Eric had hoped that the new automated check-in systems would speed things up so he could convince me we didn't need to arrive quite so early. But Cosmo put the kibosh on that pipe dream. Automated check-in isn't permitted when you bring a pet along. This means we have to wait in the regular check-in line, the one that's always the longest. No more curbside check-in for us, let alone the automated kind.

Recently, Eric made a valiant gesture, a peace offering in our ongoing airport-arrival struggle. For my birthday, he presented me with a certificate (laminated and indestructible) declaring that he'll leave for the airport as early as I want. Fabulous, as far as it goes. The certificate guarantees acquiesence, but doesn't promise the acquiesence will be entirely gracious. Eric still can't quite hide his disbelief when I suggest a good time to leave for the airport, generally an hour before he'd like to leave. Still, he's lived up to his end of the bargain and my travel bliss is almost complete. Now, if only I could get him not to go off in search of a magazine just as the plane is about to board.

Tuesday, March 07, 2006

A Very Small Circle of Friends

I was working on the Monday New York Times Crossword Puzzle and the clue was "Indian city of 13 million." I had the first letter, "D", so it took no time to fill in the blank spaces with "elhi"--Delhi.
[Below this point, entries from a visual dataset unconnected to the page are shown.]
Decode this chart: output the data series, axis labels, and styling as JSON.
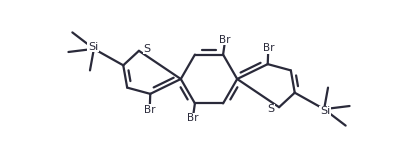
{
  "bg_color": "#ffffff",
  "line_color": "#2a2a3a",
  "text_color": "#2a2a3a",
  "line_width": 1.6,
  "font_size": 7.5,
  "fig_width": 4.18,
  "fig_height": 1.58,
  "dpi": 100,
  "xlim": [
    -4.5,
    4.5
  ],
  "ylim": [
    -2.0,
    2.0
  ]
}
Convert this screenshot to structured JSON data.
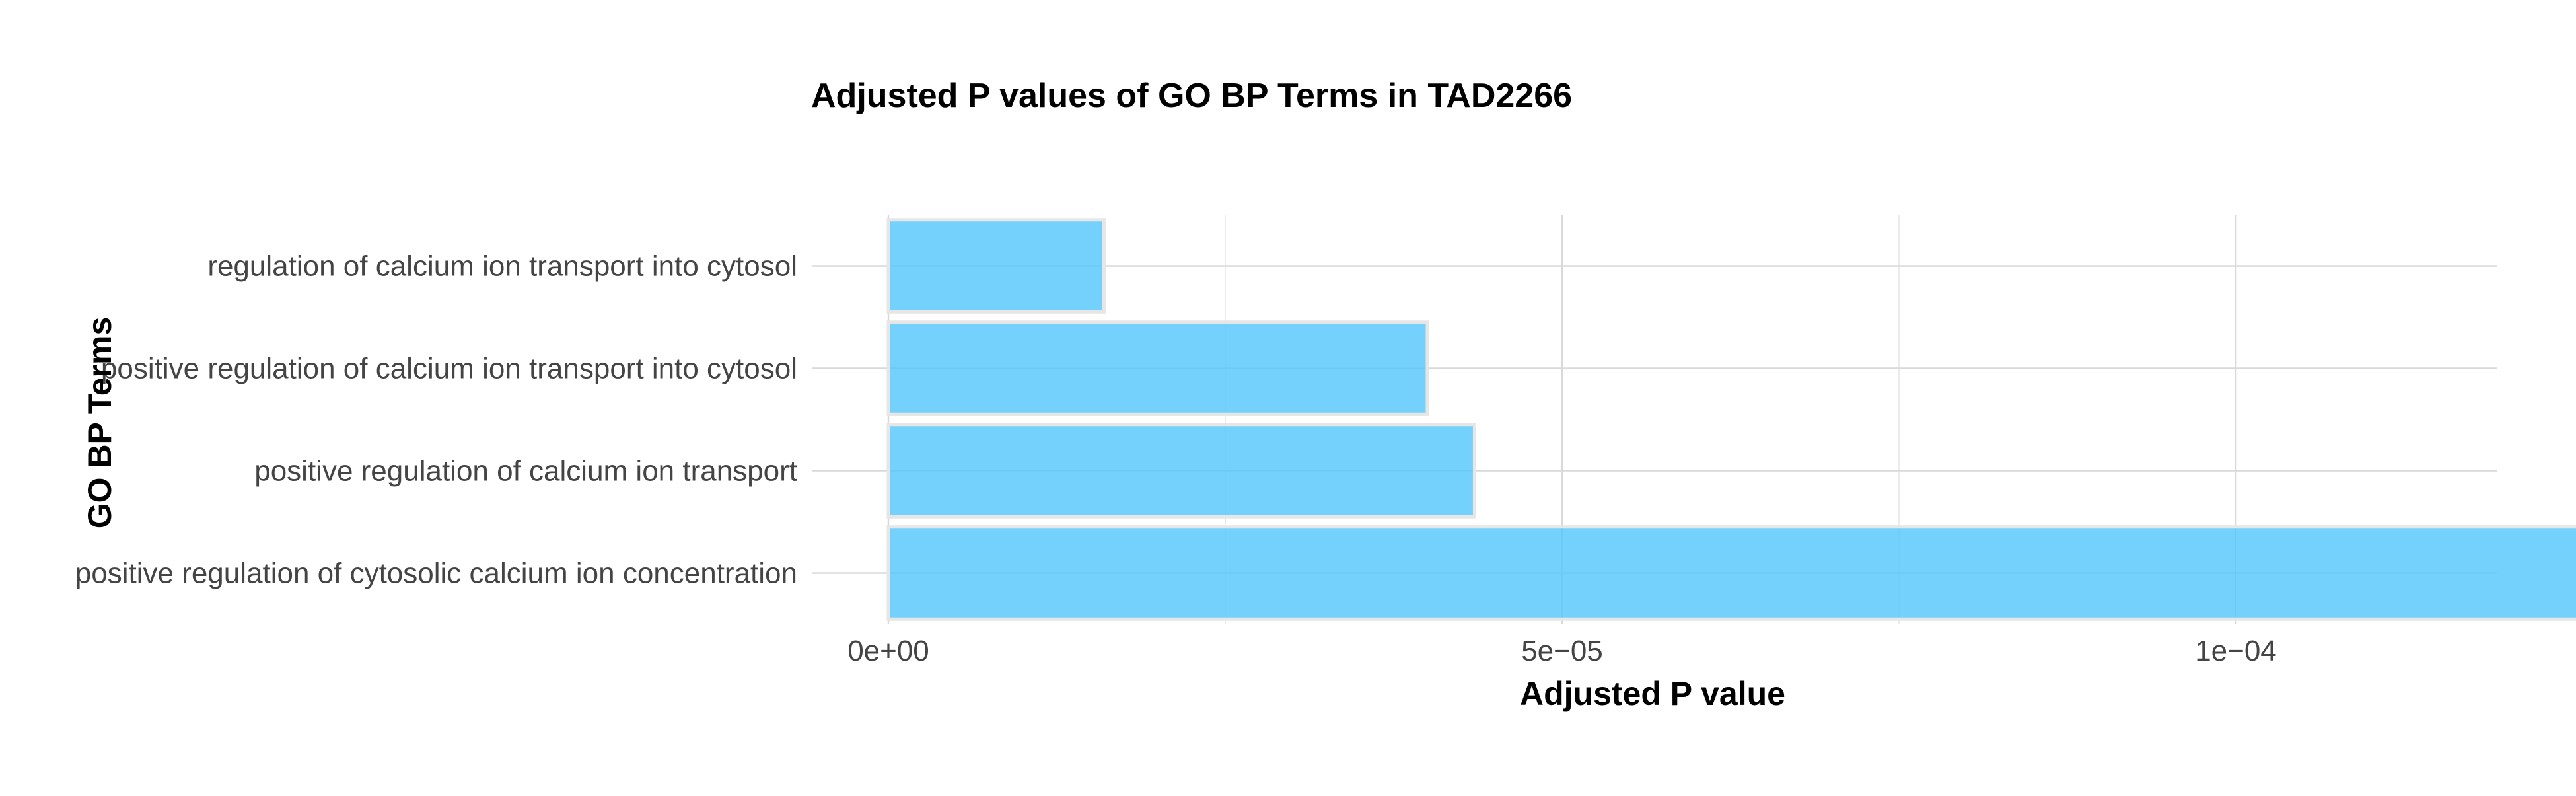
{
  "chart_data": {
    "type": "bar",
    "orientation": "horizontal",
    "title": "Adjusted P values of GO BP Terms in TAD2266",
    "xlabel": "Adjusted P value",
    "ylabel": "GO BP Terms",
    "categories": [
      "regulation of calcium ion transport into cytosol",
      "positive regulation of calcium ion transport into cytosol",
      "positive regulation of calcium ion transport",
      "positive regulation of cytosolic calcium ion concentration"
    ],
    "values": [
      1.6e-05,
      4e-05,
      4.35e-05,
      0.0001375
    ],
    "xlim": [
      0,
      0.0001445
    ],
    "x_ticks": [
      0,
      5e-05,
      0.0001
    ],
    "x_tick_labels": [
      "0e+00",
      "5e−05",
      "1e−04"
    ],
    "bar_color": "#56c7fb",
    "grid": true,
    "legend": "none"
  }
}
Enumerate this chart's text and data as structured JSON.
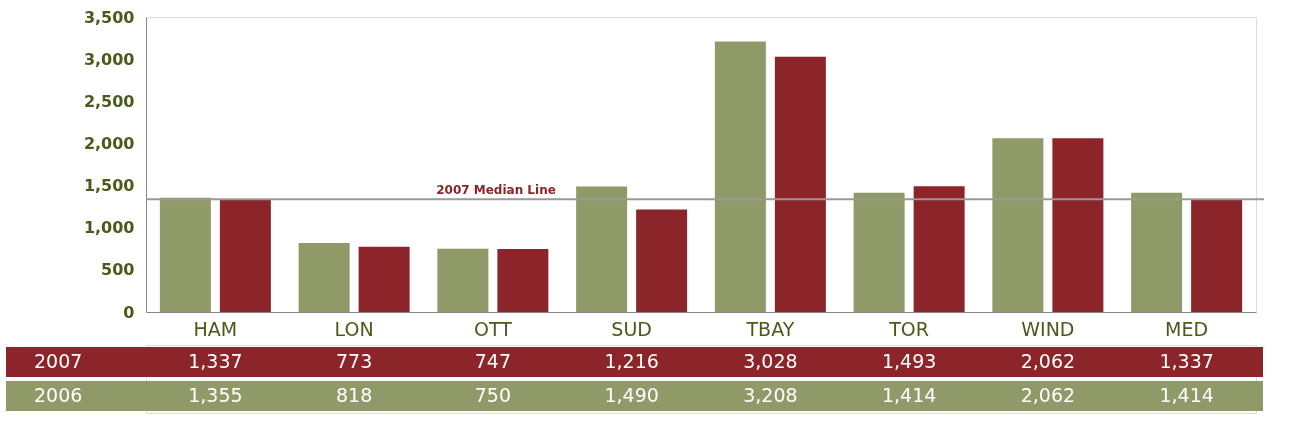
{
  "chart_data": {
    "type": "bar",
    "categories": [
      "HAM",
      "LON",
      "OTT",
      "SUD",
      "TBAY",
      "TOR",
      "WIND",
      "MED"
    ],
    "series": [
      {
        "name": "2006",
        "color": "#8f9a68",
        "values": [
          1355,
          818,
          750,
          1490,
          3208,
          1414,
          2062,
          1414
        ],
        "value_labels": [
          "1,355",
          "818",
          "750",
          "1,490",
          "3,208",
          "1,414",
          "2,062",
          "1,414"
        ]
      },
      {
        "name": "2007",
        "color": "#8b2529",
        "values": [
          1337,
          773,
          747,
          1216,
          3028,
          1493,
          2062,
          1337
        ],
        "value_labels": [
          "1,337",
          "773",
          "747",
          "1,216",
          "3,028",
          "1,493",
          "2,062",
          "1,337"
        ]
      }
    ],
    "ylim": [
      0,
      3500
    ],
    "yticks": [
      0,
      {
        "value": 500,
        "label": "500"
      },
      {
        "value": 1000,
        "label": "1,000"
      },
      {
        "value": 1500,
        "label": "1,500"
      },
      {
        "value": 2000,
        "label": "2,000"
      },
      {
        "value": 2500,
        "label": "2,500"
      },
      {
        "value": 3000,
        "label": "3,000"
      },
      {
        "value": 3500,
        "label": "3,500"
      }
    ],
    "grid": false,
    "ref_lines": [
      {
        "axis": "y",
        "value": 1337,
        "label": "2007 Median Line",
        "color": "#999999"
      }
    ]
  }
}
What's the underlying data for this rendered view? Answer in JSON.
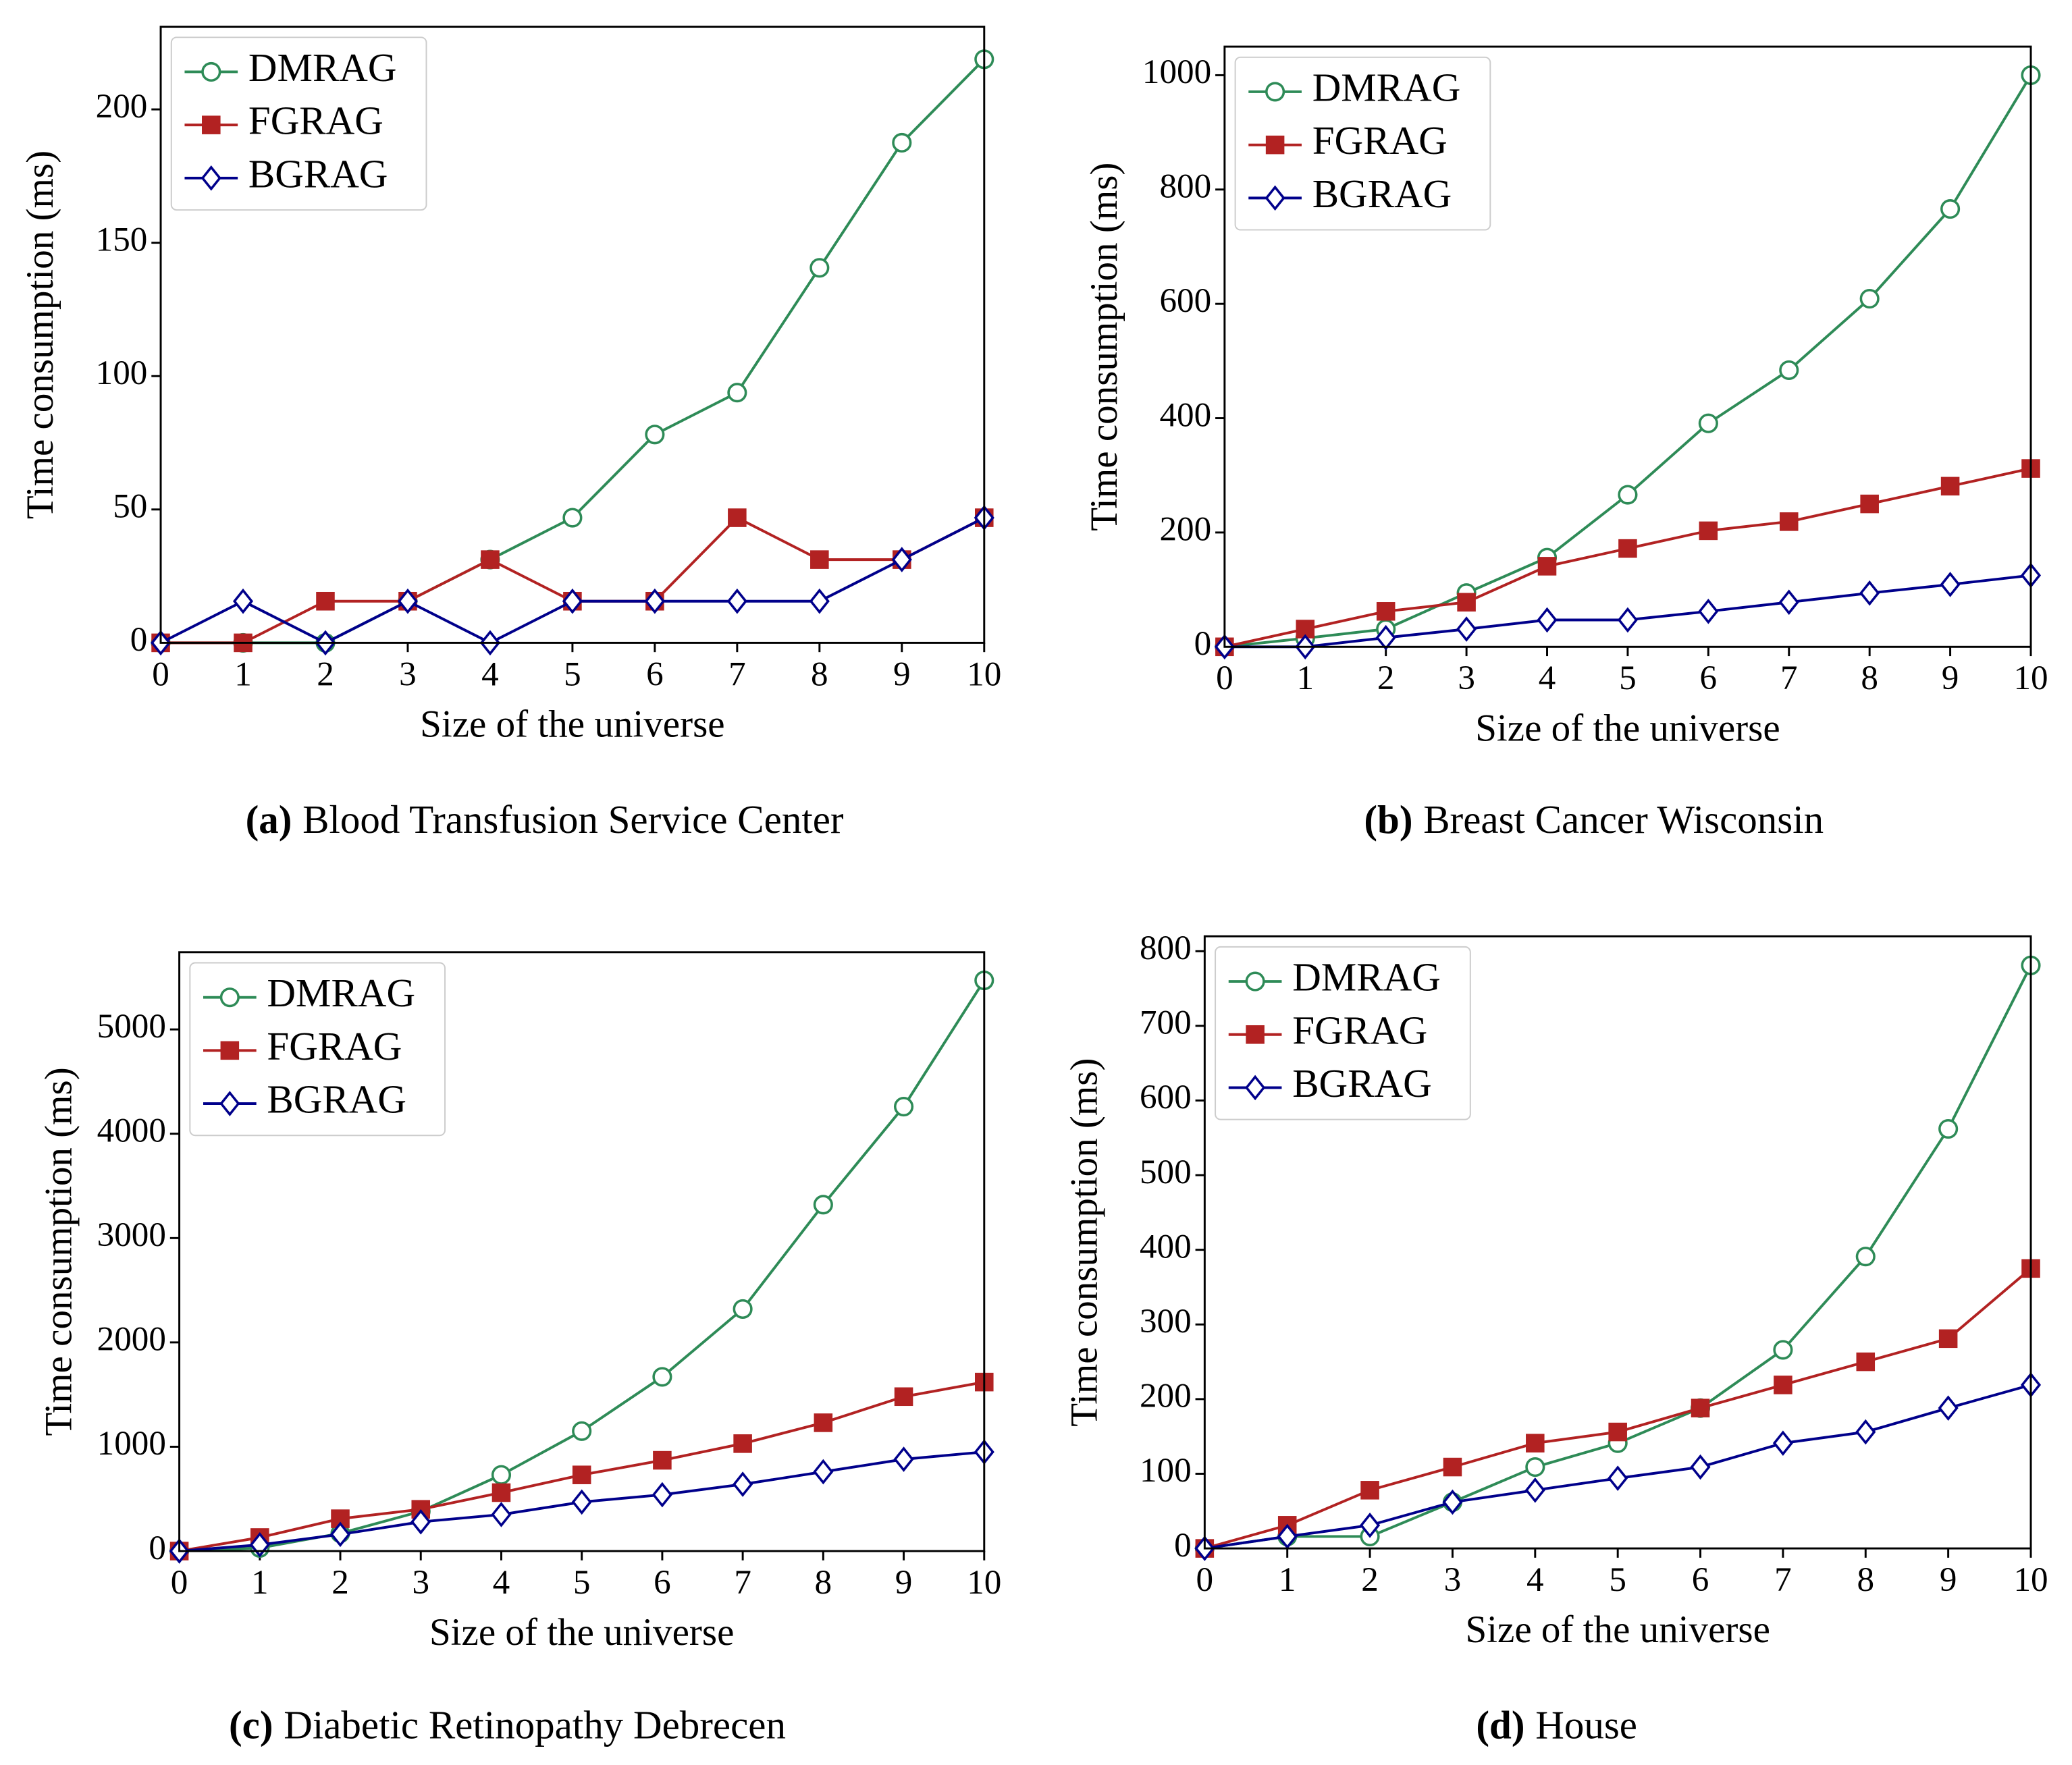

Just when I was feeling smug because, with that word, I'd managed to finish the easiest puzzle of the week, it hit me--thirteen million people, and I don't know a single one of them. In fact, take all one billion or so people on the subcontinent--I'm not acquainted with even one human being. Add China, Indonesia, Russia--don't know anyone who lives there, either. In France, I have one friend and a few relatives I've never met; in England, a lovely couple we met on a recent visit. And that's about it. If the world is a global village, I must live on the moon.

The extreme narrowness of my acquaintance first struck me forcefully during the Hurricane Katrina disaster. Like most Americans, I was horrified and riveted by the unfolding scenes of chaos in New Orleans. I have neighbors who were concerned about friends and relatives made homeless by the storm. But I realized that I myself don't know a single person who lives in the entire state of Louisiana, let alone New Orleans, unless you count a friend's daughter who attends Toulane and an old college friend who, last time I checked, teaches there. I can't even claim an old college friend for Mississippi, Alabama, New Mexico, or Utah. And the list goes on.

I've lived in places that can justly lay claim to being cosmopolitan--
Manhattan, Boston, Palo Alto, Chicago, Miami--and I've regarded myself as someone with friends from many different backgrounds. On reflection, though, that's not quite true. My friends may have different religions, different professions, different ethnic origins, but most of them, like me, grew up in intact middle-class families, went to good colleges, moved to suburban locales to raise their kids, and currently live in or around Boston.

I love my friends. I just wish I had a few from more far-flung places. All these years I've thought of myself as worldly and sophisticated. Turns out I'm just a small-town girl with a very small circle of friends.